Politicians, activists, providers and patients protesting the temporary suspension by the Human Services Department of Medicaid payments to 15 nonprofits that deliver behavioral health services around New Mexico are targeting the wrong people.

The requirement to suspend payments where fraud is suspected is part of President Obama’s Affordable Care Act.
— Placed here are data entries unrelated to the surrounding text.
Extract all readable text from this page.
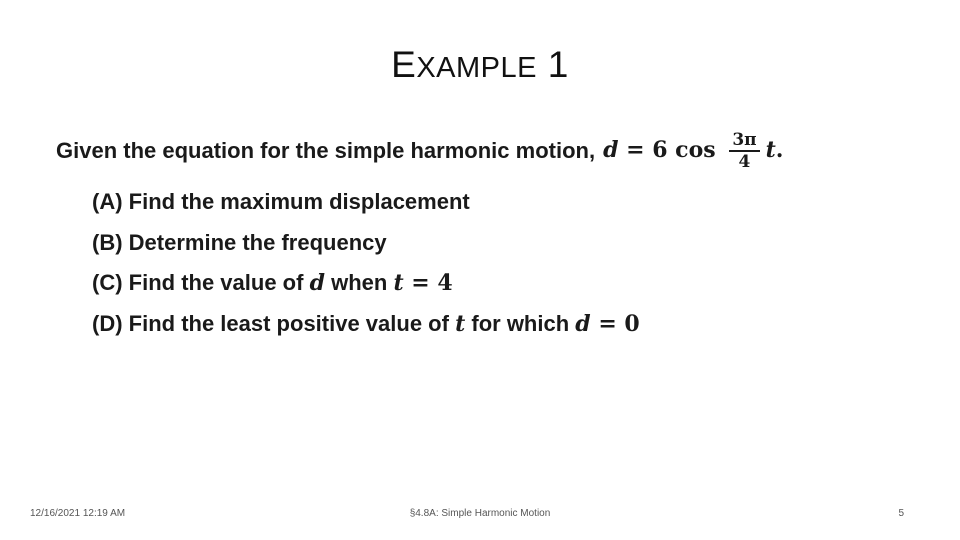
EXAMPLE 1
Given the equation for the simple harmonic motion, d = 6 $\cos \frac{3\pi}{4} t$.
(A) Find the maximum displacement
(B) Determine the frequency
(C) Find the value of d when t = 4
(D) Find the least positive value of t for which d = 0
12/16/2021 12:19 AM	§4.8A: Simple Harmonic Motion	5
Remember, a portion of Obamacare costs was to be paid for by reducing waste and fraud.

On March 9, 2010, Obama unveiled his plan to crack down on waste and fraud in Medicare, Medicaid and other government programs by expanding the use of payment recapture audits, which are structured to give private auditors financial incentives to uncover improper payments. At the time, Obama predicted the use of such audits could return up to $2 billion in taxpayer money to federal coffers over three years.

In line with this intensified attempt to recover misspent federal funding, the basis for withholding payments as outlined in Title 42 of the Code of Federal Regulations was changed in 2011.

In 2011: “The State Medicaid agency MUST suspend ALL Medicaid payments to a provider after the agency determines there is a credible allegation of fraud for which an investigation is pending under the Medicaid program against an individual or entity unless the agency has good cause to not suspend payments or to suspend payment only in part.”

So federal regulators lowered the burden from “reliable evidence” to “a credible allegation,” and with the change from “may” to “must” the state agency essentially lost much of its discretionary authority.

The New Mexico Human Services Department is required to suspend all payments and to send a fraud referral to an appropriate law enforcement agency — in this case, the Attorney General’s Office.

Providers may be permitted an administrative review, and the state is required to report “general allegations as to the nature of the suspension action, but need not disclose any specific information concerning an ongoing investigation.”

Though it would seem an audit paid for with public money should be a public record, the AG has refused to make the audit public and asked Human Services not to provide more than the general summary of the allegations, which it did in a six-page report.

HSD reinstated funding to one agency after a hearing, but in a separate action a federal judge denied a temporary restraining order sought by eight of the 15 nonprofits, saying they hadn’t met the legal requirement of showing they likely would prevail on the merits.

In a recent hearing of the Legislative Health and Human Services Committee, Chief Deputy Attorney General Al Lama told lawmakers “the ACA made a significant change in how Medicaid fraud is investigated.”

That is true. And the stricter response to allegations of waste and fraud is being felt elsewhere.

CNN reported this week that California’s Department of Health Care Services has moved to temporarily cut funding to 16 drug rehab clinics under its Drug Medi-Cal program after the Center for Investigative Reporting looked into fraud and mismanagement at those clinics. A Democratic state senator has called for an audit of the entire program.

Federal regulations say suspension of payments must stop after the “agency or the prosecuting authorities” determine there is evidence of fraud or after legal proceedings are completed.

How quickly that happens would appear to be in the hands of the Attorney General’s Office.